MGH Study ID’s Protein (TREML4) That Triggers Lupus-Associated TLR7-Mediated Immune System Activation; New Target for Possible Disease Treatment

Massachusetts General Hospital (MGH) investigators have identified an inflammatory molecule that appears to play an essential role in the autoimmune disorder systemic lupus erythematosus (SLE), commonly known as lupus.
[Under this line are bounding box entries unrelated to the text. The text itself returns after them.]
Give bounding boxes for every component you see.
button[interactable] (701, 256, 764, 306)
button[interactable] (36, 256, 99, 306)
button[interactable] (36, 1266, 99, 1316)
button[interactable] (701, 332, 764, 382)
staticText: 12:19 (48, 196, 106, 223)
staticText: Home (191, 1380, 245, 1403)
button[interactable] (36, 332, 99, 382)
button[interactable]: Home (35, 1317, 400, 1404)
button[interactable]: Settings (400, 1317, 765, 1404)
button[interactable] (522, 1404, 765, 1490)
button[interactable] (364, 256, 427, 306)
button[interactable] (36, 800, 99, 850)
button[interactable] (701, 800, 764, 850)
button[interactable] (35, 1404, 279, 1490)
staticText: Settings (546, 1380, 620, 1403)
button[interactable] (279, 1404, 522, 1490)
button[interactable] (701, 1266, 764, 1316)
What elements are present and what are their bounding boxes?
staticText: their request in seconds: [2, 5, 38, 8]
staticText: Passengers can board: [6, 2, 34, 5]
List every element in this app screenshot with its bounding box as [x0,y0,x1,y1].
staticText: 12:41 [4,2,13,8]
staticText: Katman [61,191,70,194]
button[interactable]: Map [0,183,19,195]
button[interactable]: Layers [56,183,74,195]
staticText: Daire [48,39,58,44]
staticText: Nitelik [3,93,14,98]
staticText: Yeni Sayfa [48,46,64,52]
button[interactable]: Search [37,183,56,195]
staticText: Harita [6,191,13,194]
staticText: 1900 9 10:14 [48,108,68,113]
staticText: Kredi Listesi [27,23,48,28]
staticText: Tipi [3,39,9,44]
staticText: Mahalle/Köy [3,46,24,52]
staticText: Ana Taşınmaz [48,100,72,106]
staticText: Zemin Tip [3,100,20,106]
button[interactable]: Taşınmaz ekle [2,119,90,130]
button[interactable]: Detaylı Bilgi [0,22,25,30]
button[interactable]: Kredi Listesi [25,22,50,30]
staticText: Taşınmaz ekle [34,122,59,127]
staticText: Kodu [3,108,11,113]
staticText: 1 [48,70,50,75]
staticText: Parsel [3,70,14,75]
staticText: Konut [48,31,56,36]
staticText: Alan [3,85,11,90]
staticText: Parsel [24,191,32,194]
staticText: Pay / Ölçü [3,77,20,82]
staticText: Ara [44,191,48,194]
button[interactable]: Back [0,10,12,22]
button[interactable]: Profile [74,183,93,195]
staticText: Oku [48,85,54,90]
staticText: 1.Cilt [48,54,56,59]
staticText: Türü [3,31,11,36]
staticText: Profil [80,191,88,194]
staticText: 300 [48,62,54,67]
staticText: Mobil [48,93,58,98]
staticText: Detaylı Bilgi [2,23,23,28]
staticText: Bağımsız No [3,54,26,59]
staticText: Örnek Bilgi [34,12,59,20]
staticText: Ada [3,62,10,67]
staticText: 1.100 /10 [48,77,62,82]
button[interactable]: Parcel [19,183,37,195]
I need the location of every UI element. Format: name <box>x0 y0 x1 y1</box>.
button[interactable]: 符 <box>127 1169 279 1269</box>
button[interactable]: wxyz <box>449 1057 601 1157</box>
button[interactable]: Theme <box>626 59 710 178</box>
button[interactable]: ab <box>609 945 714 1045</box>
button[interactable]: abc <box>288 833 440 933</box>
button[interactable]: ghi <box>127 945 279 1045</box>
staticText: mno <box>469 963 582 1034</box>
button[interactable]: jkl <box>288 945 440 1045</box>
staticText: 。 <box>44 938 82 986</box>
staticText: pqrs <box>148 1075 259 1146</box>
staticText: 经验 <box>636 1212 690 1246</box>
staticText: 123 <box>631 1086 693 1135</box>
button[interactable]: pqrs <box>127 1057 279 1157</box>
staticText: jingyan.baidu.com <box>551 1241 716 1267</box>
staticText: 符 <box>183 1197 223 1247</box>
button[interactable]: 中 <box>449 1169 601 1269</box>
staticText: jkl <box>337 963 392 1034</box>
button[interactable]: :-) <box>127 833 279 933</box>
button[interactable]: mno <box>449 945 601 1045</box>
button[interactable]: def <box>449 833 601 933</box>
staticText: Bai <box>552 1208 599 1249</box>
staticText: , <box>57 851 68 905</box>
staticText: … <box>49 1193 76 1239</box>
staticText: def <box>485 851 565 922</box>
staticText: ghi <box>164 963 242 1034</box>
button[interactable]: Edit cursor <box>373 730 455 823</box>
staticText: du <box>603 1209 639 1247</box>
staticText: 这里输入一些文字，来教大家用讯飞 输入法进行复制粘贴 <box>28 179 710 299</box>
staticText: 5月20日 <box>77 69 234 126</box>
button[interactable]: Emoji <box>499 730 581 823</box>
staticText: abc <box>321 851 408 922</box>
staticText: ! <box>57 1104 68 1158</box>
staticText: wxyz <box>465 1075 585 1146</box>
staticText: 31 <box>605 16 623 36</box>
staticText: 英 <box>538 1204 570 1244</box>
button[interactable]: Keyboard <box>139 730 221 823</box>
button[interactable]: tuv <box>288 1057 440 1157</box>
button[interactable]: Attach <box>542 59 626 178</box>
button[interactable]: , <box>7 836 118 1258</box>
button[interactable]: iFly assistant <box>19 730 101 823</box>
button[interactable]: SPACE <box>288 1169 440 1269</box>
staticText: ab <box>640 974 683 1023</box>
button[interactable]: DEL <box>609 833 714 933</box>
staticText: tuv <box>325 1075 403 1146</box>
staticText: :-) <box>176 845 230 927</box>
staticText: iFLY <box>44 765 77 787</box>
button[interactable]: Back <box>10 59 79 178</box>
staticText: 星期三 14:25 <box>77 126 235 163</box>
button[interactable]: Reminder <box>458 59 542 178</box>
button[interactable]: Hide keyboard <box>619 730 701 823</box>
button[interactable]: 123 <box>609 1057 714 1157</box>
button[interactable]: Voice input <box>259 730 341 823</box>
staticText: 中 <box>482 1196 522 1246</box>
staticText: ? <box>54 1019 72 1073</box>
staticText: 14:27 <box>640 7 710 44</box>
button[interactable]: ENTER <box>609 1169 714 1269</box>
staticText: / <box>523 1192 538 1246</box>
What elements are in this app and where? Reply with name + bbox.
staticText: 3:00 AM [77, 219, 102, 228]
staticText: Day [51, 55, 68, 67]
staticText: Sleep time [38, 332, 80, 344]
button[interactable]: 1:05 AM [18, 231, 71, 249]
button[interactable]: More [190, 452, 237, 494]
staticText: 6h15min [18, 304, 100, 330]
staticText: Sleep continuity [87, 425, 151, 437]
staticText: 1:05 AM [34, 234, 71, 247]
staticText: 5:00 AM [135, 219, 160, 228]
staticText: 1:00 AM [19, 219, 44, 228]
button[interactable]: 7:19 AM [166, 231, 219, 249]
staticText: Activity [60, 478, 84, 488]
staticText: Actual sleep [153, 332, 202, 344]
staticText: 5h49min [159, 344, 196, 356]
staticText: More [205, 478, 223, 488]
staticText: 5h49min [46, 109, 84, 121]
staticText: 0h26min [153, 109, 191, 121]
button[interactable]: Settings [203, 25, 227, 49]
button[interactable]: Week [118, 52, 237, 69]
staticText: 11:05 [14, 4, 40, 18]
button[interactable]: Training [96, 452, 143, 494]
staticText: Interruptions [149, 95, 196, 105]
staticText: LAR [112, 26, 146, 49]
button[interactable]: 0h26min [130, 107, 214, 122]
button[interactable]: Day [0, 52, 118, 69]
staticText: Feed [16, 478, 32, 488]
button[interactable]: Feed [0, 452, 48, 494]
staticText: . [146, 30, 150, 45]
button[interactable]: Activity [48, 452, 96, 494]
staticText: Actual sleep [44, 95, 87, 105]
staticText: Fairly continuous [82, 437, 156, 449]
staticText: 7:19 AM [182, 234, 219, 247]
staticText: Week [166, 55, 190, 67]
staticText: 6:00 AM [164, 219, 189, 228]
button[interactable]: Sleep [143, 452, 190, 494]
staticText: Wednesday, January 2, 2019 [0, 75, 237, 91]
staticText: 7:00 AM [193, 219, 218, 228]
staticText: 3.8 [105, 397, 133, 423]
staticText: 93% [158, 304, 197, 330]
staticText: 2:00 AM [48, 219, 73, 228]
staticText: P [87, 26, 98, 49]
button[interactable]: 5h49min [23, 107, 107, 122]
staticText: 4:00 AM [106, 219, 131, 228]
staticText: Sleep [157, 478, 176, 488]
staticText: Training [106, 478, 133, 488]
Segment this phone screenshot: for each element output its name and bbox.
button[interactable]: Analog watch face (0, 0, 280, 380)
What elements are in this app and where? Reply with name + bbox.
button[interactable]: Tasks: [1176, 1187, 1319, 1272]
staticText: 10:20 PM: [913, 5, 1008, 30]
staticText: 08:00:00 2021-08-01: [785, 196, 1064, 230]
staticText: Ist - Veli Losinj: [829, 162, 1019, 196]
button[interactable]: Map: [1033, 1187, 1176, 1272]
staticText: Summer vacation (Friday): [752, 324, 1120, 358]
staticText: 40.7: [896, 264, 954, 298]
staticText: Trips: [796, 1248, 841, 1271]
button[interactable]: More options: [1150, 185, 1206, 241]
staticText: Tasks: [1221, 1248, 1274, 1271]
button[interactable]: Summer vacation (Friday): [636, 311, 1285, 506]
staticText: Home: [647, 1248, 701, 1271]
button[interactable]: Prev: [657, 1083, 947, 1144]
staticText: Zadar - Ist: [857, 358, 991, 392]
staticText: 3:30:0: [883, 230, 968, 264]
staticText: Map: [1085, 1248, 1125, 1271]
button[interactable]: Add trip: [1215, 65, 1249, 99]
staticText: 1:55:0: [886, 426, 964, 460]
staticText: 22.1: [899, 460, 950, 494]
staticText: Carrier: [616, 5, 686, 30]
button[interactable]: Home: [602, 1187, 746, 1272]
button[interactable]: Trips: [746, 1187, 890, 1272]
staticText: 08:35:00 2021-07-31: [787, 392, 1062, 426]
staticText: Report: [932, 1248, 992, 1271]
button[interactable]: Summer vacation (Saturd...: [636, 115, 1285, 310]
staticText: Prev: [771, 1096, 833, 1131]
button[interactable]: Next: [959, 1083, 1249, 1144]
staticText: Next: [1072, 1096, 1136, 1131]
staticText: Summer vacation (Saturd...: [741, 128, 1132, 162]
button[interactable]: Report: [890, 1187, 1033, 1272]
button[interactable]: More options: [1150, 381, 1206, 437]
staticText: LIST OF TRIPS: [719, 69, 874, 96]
In their report, which was published online on April 6, 2015 in Nature Immunology, the researchers describe finding that a protein that regulates certain cells in the innate immune system - the body's first line of defense against infection - activates a molecular pathway known to be associated with lupus and that the protein's activity is required for the development of lupus symptoms in a mouse model of the disease. "This study is the first demonstration that the receptor TREML4 amplifies the cellular responses transmitted through the TLR7 receptor (toll-like receotor 7) and that a lack of such amplification prevents the inflammatory overactivation underlying lupus," says Terry Means, Ph.D., of the Center for Immunology and Inflammatory Diseases in the MGH Division of Rheumatology, Allergy, and Immunology. "Our preliminary results suggest that TREML4-regulated signaling through TLR7 may be a potential drug target to limit inflammation and the development of autoimmunity." Lupus is an autoimmune disorder characterized by periodic inflammation of joints, connective tissues, and organs, including heart, lungs, kidneys, and brain. TLR7 is one of a family of receptors present on innate immune cells like macrophages that have been linked to chronic inflammation and autoimmunity. Animal studies have suggested that overactivation of TLR7 plays a role in lupus, and a gene variant that increases expression of the receptor has been associated with increased lupus risk in human patients. The current study was designed to identify genes for other molecules required for TLR7-mediated immune cell activation.